Salutsalven: Donnern war im ganzen Stadtgebiet zu hören

Erst als Mitglieder der Bürgerartillerie mit ihren Schaft- und Handböllern unter dem Kommando von Ute Jansen ins Spiel kamen, wurde es den Stadtoberen doch ein wenig mulmig. Gleich drei Salutsalven feuerten die Schützeninnen und Schützen ab, das Donnern war im ganzen Stadtgebiet deutlich zu hören.

Als dann auch noch die Soldaten mit dem Rammbock Aufstellung nahmen, hofften alle Beteiligten auf ein freiwilliges Öffnen der Rathaustür. „Ihr kommt hier nicht rein“, rief Varnhorn siegessicher den über 111 aktiven CCVern und über 100 Besuchern des Spektakels zu.

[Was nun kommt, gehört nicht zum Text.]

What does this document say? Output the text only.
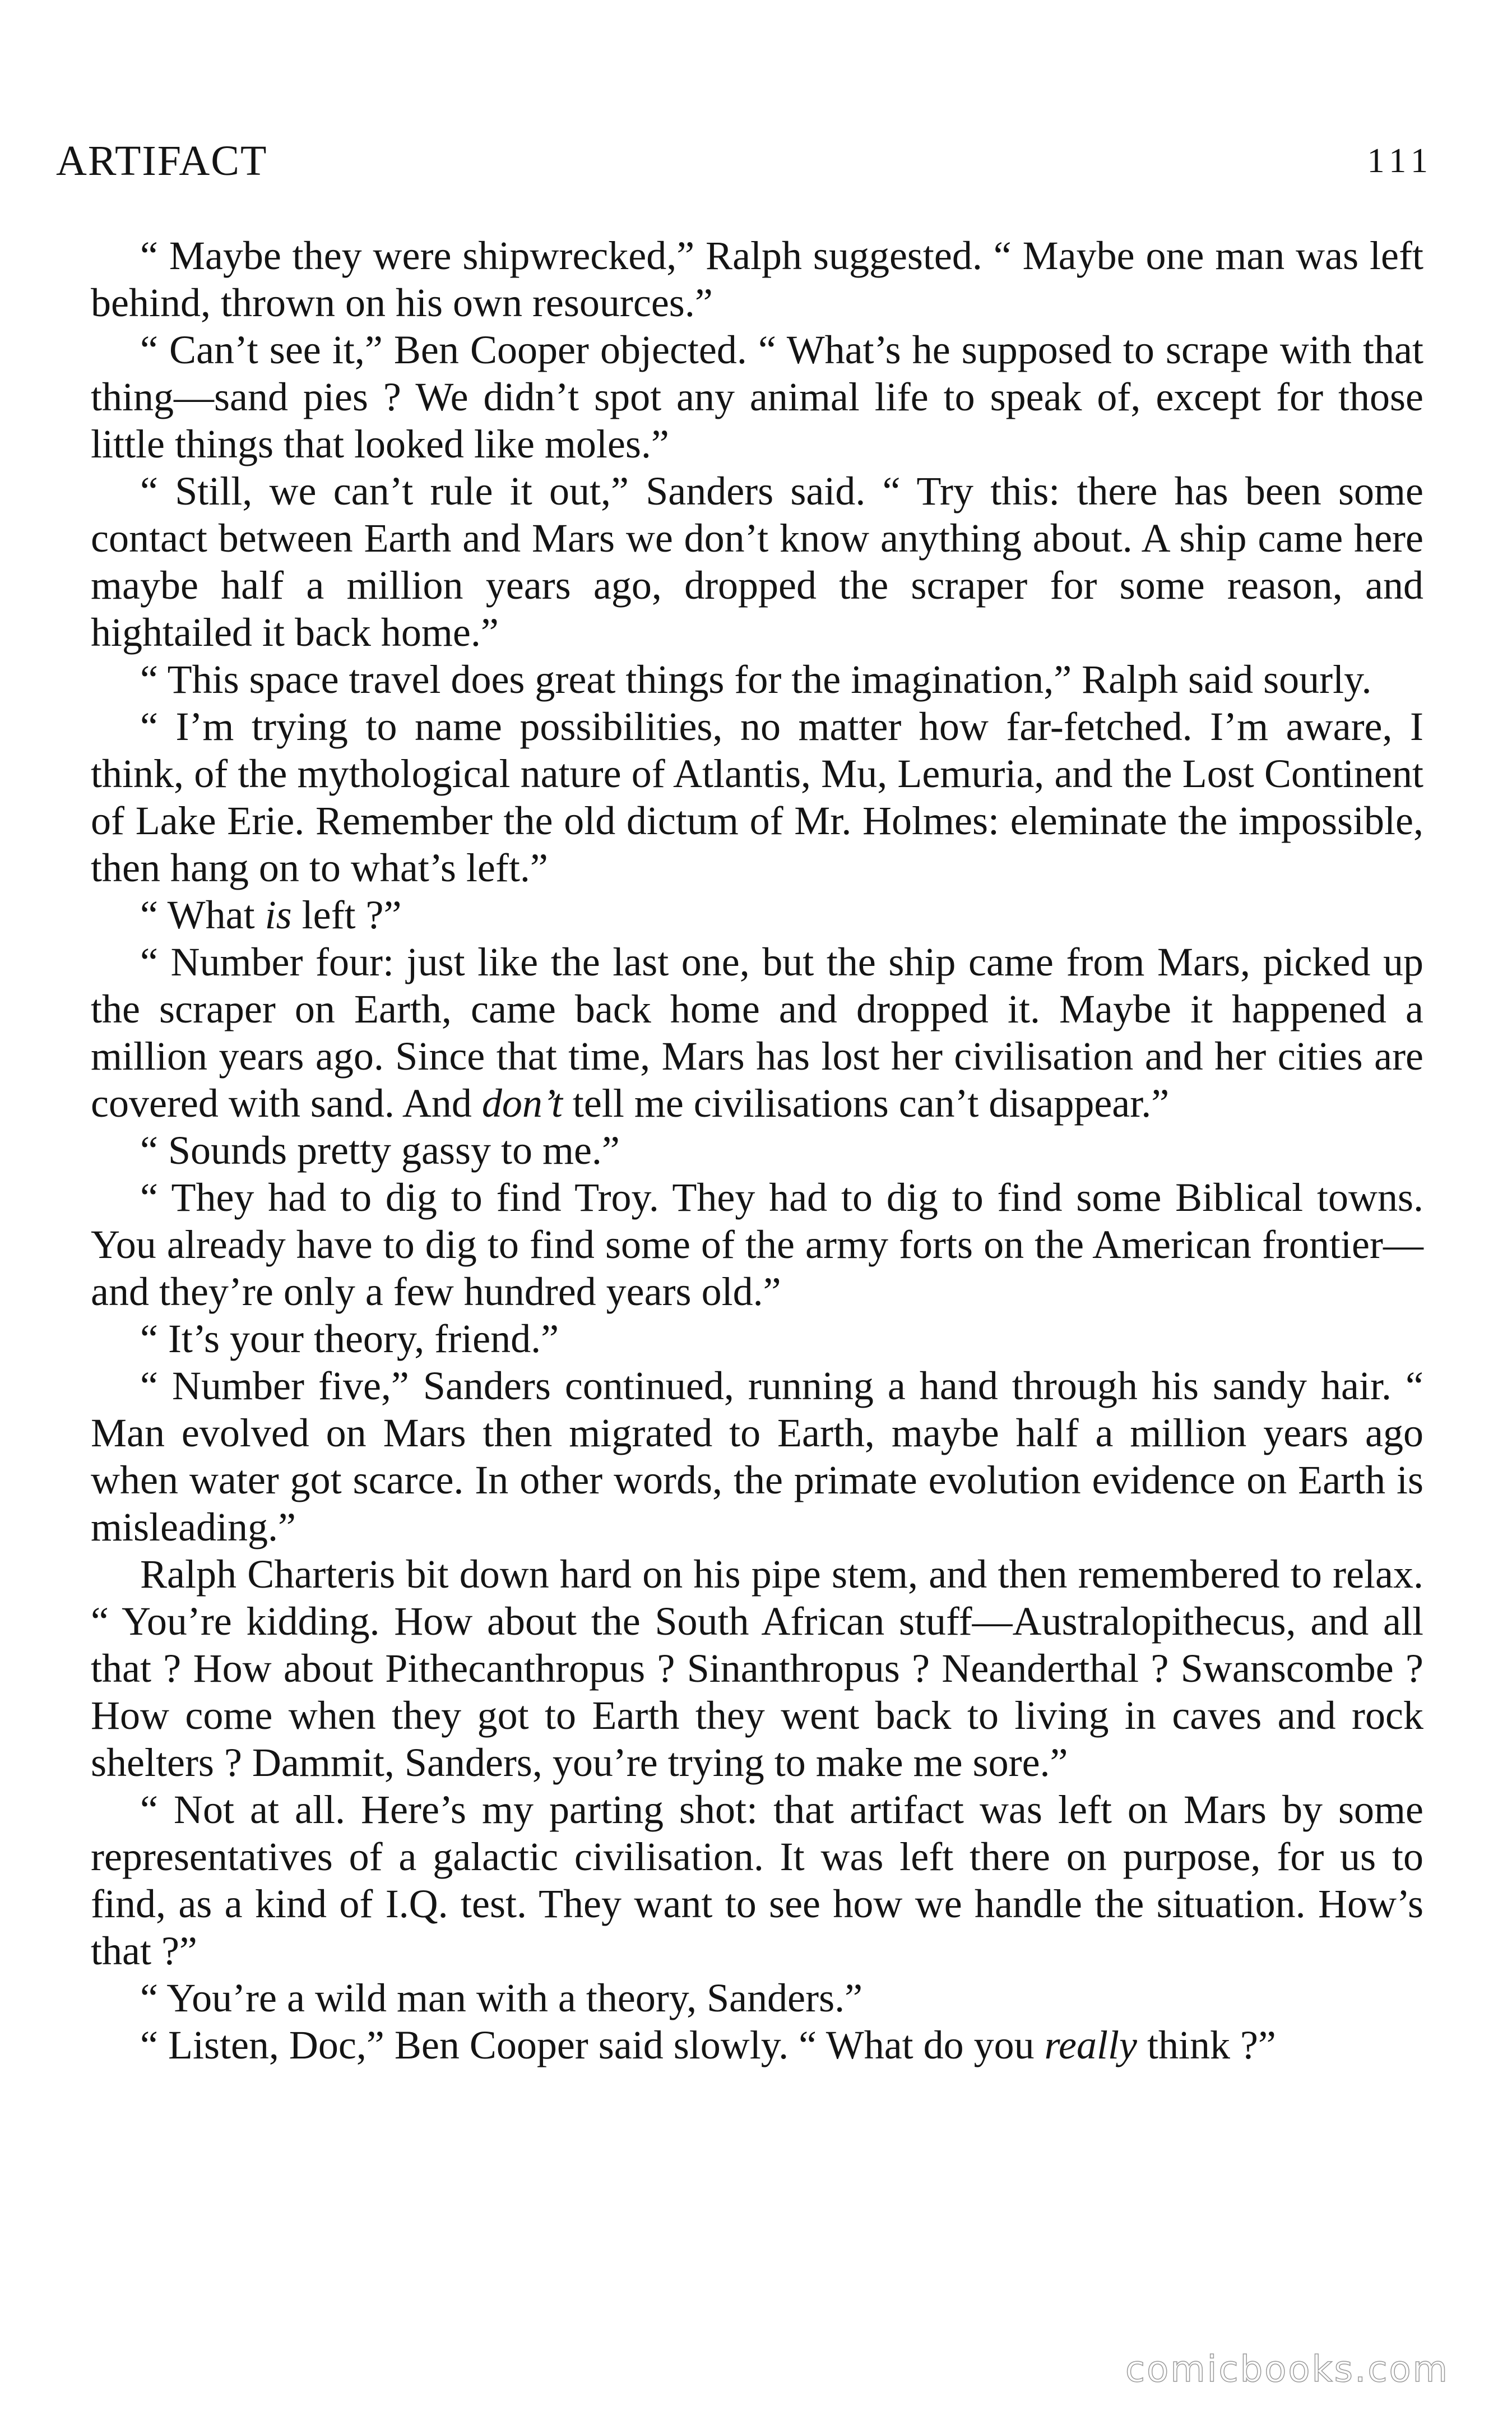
ARTIFACT	111

“ Maybe they were shipwrecked,” Ralph suggested. “ Maybe one man was left behind, thrown on his own resources.”

“ Can’t see it,” Ben Cooper objected. “ What’s he supposed to scrape with that thing—sand pies ? We didn’t spot any animal life to speak of, except for those little things that looked like moles.”

“ Still, we can’t rule it out,” Sanders said. “ Try this: there has been some contact between Earth and Mars we don’t know anything about. A ship came here maybe half a million years ago, dropped the scraper for some reason, and hightailed it back home.”

“ This space travel does great things for the imagination,” Ralph said sourly.

“ I’m trying to name possibilities, no matter how far-fetched. I’m aware, I think, of the mythological nature of Atlantis, Mu, Lemuria, and the Lost Continent of Lake Erie. Remember the old dictum of Mr. Holmes: eleminate the impossible, then hang on to what’s left.”

“ What is left ?”

“ Number four: just like the last one, but the ship came from Mars, picked up the scraper on Earth, came back home and dropped it. Maybe it happened a million years ago. Since that time, Mars has lost her civilisation and her cities are covered with sand. And don’t tell me civilisations can’t disappear.”

“ Sounds pretty gassy to me.”

“ They had to dig to find Troy. They had to dig to find some Biblical towns. You already have to dig to find some of the army forts on the American frontier—and they’re only a few hundred years old.”

“ It’s your theory, friend.”

“ Number five,” Sanders continued, running a hand through his sandy hair. “ Man evolved on Mars then migrated to Earth, maybe half a million years ago when water got scarce. In other words, the primate evolution evidence on Earth is misleading.”

Ralph Charteris bit down hard on his pipe stem, and then remembered to relax. “ You’re kidding. How about the South African stuff—Australopithecus, and all that ? How about Pithecanthropus ? Sinanthropus ? Neanderthal ? Swanscombe ? How come when they got to Earth they went back to living in caves and rock shelters ? Dammit, Sanders, you’re trying to make me sore.”

“ Not at all. Here’s my parting shot: that artifact was left on Mars by some representatives of a galactic civilisation. It was left there on purpose, for us to find, as a kind of I.Q. test. They want to see how we handle the situation. How’s that ?”

“ You’re a wild man with a theory, Sanders.”

“ Listen, Doc,” Ben Cooper said slowly. “ What do you really think ?”

comicbooks.com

Carnevalisten überraschten mit Booster-Spritze

„Zur Schlüsselübergabe hast Du hoffentlich eine Einweisung bekommen“, wollte CCV-Präsident Dirk Lanfermann Bürgermeister Varnhorn bewegen und setzte seine Rammbocktruppe im Marsch. Diese allerdings musste ebenfalls nach vergeblichen Anläufen die Segel streichen. Erst mit ihrer Geheimwaffe wurden die Sorgenfalten der Verteidiger auf dem Rathausbalkon größer.

Mit einer riesigen Booster-Spritze überraschten die Carnevalisten alle Beteiligten. Ein Versuch reichte, um die Tür zu öffnen und das Gebäude samt Rathauskasse zu übernehmen. „Wir haben alles gegeben. Aber gegen die Geheimwaffe hatten wir einfach keine Chance. Aber Cloppenburg hat jetzt endlich wieder die Narrenzeit“, musste Bürgermeister Varnhorn nach nur zwölf Tagen Amtszeit den Rathaus-Schlüssel übergeben. Durch den Coronabedingten Ausfall des Karnevalssession im vergangenem Jahr dürfte die Stadtkasse nach Meinung von Prinz Mika Schulze und Prinzessin Caprice-Fabienne Wimmert prall gefüllt sein.